Webroot also found that three quarters (73%) do not believe customer data will be any safer due to GDPR, and 51% thought they weren’t at risk of cyberattack.

According to Cisco’s annual cybersecurity report, today’s average large enterprise can face as many as 70,000 security events per week. The recent WannaCry attack, that hit a number of operators including Telefonica with ransomware, shows that even the most security conscious industries can be vulnerable. GDPR means the costs of such a breach could be even more devastating.

The rule changes are especially important for network operators, who often store and manage massive amounts of customer data, either on behalf of clients or businesses, or for their own retail arms.

Though operators are somewhat at an advantage, as they already have an obligation to disclose data breaches under the EU’s Regulation on the notification of personal data breaches within 24 hours of detection, the GDPR will still see a notable change in the way data is handled.

With all businesses coming under increasing pressure to become GDPR compliant, it is the duty of network providers to make sure their networks are secure, according to Exponential-e’s Jeff Finch.

He said: “The changes that will come into force as a result of GDPR are nothing short of monumental. If you are an operating business, then these changes affect you, as you will always be in some form of control of customer’s personal data – be that email and physical addresses or more personal details like medical and financial information. 

“In today’s business world, everything is digital. This means that, for the most part, every last piece of information will at some point travel over a network connection and be stored in a data centre. As such, it’s highly important that network and cloud providers are fully aware of the duty of care they must provide to their customers.

“GDPR changes the game – providers that store or transport any customer data must ensure they have a clear view of that data and what they are expected to do with it. Every situation that could fall foul of GDPR must be envisaged and efficiently planned for. It is also critical that data controllers are clear with their customers around what they can and cannot do in regards to abiding by this new regulation.
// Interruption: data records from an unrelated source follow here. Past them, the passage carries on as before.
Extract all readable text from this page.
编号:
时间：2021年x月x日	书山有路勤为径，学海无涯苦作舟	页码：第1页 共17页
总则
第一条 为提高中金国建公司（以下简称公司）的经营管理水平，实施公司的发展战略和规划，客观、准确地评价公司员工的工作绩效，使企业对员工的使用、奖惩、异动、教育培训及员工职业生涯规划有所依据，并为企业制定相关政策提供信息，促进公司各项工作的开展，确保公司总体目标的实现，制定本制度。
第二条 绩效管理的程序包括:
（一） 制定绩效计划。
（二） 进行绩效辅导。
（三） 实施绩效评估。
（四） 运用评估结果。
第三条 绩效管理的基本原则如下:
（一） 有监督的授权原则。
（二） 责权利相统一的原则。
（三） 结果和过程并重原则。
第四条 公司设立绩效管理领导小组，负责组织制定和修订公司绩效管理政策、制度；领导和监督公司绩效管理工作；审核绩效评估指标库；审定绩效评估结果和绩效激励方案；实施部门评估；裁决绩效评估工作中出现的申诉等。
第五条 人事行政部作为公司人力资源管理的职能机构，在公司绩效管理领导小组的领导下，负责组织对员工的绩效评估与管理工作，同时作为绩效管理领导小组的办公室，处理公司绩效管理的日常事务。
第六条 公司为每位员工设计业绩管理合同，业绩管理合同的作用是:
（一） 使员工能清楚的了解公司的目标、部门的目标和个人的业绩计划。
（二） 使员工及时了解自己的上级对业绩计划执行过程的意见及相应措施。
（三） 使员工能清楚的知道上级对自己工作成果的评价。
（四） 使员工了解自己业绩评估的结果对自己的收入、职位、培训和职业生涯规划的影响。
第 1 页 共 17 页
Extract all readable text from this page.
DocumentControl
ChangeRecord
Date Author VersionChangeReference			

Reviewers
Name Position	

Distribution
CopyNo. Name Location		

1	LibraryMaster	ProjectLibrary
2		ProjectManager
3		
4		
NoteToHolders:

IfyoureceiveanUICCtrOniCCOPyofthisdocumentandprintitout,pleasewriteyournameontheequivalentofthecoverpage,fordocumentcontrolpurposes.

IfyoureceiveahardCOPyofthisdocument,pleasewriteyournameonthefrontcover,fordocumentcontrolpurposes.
“Network providers need to ensure that they offer state-of the-art security services to customer data such as the ability to encrypt this information as it travels via networks and sits in a secure datacentre.”

It isn’t all doom and gloom around GDPR, with a clear opportunity there for the vendor market. Analysts IDC have predicted the value of this opportunity could be as high as $3.5 billion, with businesses set to seek outside experts for help and advice as they transition to becoming GDPR-compliant.

IDC predicts that the opportunity for security software from GDPR-related concerns will rise from $811 million in 2016, to $1.8 billion by 2019. GDPR-related storage software will grow from $258 million in 2016 to $1.7 billion in 2019.

With a year to go, now is the time to make sure everything is in place, according to the chairman of the UK Data Protection Forum Ashley Winton.

Winton said: “Many companies are undertaking a detailed GDPR gap analysis or sophisticated data mapping, and whilst they can be useful tasks in themselves, it is worth re-examining them to see if they can be simplified in order to bring forward key remediation tasks.

“For many companies, GDPR compliance will be greatly assisted by alterations to existing databases and technologies, and so in the GDPR compliance triage, an immediate focus on technology could be a lifesaver. In the UK there will be no grace period for compliance with the GDPR so with 365 days to go and counting, now is the time for businesses to re-assess their approach to becoming compliant.”